Final answer:
Tania's chain letter process can be described recursively as T(n) = 4 * T(n - 1), which means each day's total is four times the total of the previous day. It can also be described by the explicit formula, T(n) = 4^n, an exponential function representing the number of letters sent on the nth day.
Step-by-step explanation:
The student's question involves a scenario where Tania creates a chain letter and sends it to four friends. Each day, every person who has the letter is instructed to send it to four more friends. This scenario can be explained using concepts of recursive sequences and explicit formulas in mathematics, specifically in the topic of exponential growth.
RECURSIVE ASPECT
The recursive aspect of this process refers to the way the number of letters sent can be determined based on the previous day's count. On day 1, Tania sends out 4 letters. We denote this as T(1) = 4. For every subsequent day n, the total number of letters sent, denoted as T(n), can be calculated by multiplying the previous day's total by 4, which can be written as T(n) = 4 * T(n - 1).
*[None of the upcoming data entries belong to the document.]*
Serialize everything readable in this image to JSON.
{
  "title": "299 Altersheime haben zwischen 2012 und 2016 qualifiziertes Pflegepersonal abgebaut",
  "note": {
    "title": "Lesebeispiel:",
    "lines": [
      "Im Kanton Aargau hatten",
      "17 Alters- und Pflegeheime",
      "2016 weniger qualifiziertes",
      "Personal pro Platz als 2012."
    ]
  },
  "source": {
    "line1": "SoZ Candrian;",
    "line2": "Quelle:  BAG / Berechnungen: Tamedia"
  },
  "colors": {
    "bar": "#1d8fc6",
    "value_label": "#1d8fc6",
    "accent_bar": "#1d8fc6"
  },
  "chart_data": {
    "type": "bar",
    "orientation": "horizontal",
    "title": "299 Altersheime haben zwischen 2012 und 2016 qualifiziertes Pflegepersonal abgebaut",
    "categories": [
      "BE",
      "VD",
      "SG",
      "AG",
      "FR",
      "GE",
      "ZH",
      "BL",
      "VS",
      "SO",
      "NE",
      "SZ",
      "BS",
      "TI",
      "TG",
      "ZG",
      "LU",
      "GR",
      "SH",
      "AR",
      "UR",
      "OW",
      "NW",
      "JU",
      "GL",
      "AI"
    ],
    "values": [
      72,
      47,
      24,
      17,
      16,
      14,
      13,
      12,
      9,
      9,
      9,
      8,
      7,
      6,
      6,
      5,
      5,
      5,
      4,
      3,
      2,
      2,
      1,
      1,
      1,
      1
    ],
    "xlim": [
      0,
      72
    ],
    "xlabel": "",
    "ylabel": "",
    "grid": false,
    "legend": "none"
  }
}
This is the recursive formula.
EXPLICIT ASPECT
The explicit aspect refers to a formula that can calculate the number of letters sent on any given day n without the need to know the previous day's count. This can be determined using the initial value and the rate of growth. The explicit formula is T(n) = 4^n, where the exponent represents the number of days since the initial letter was sent by Tania. This shows the pattern of exponential function which represents how rapidly the chain letter spreads.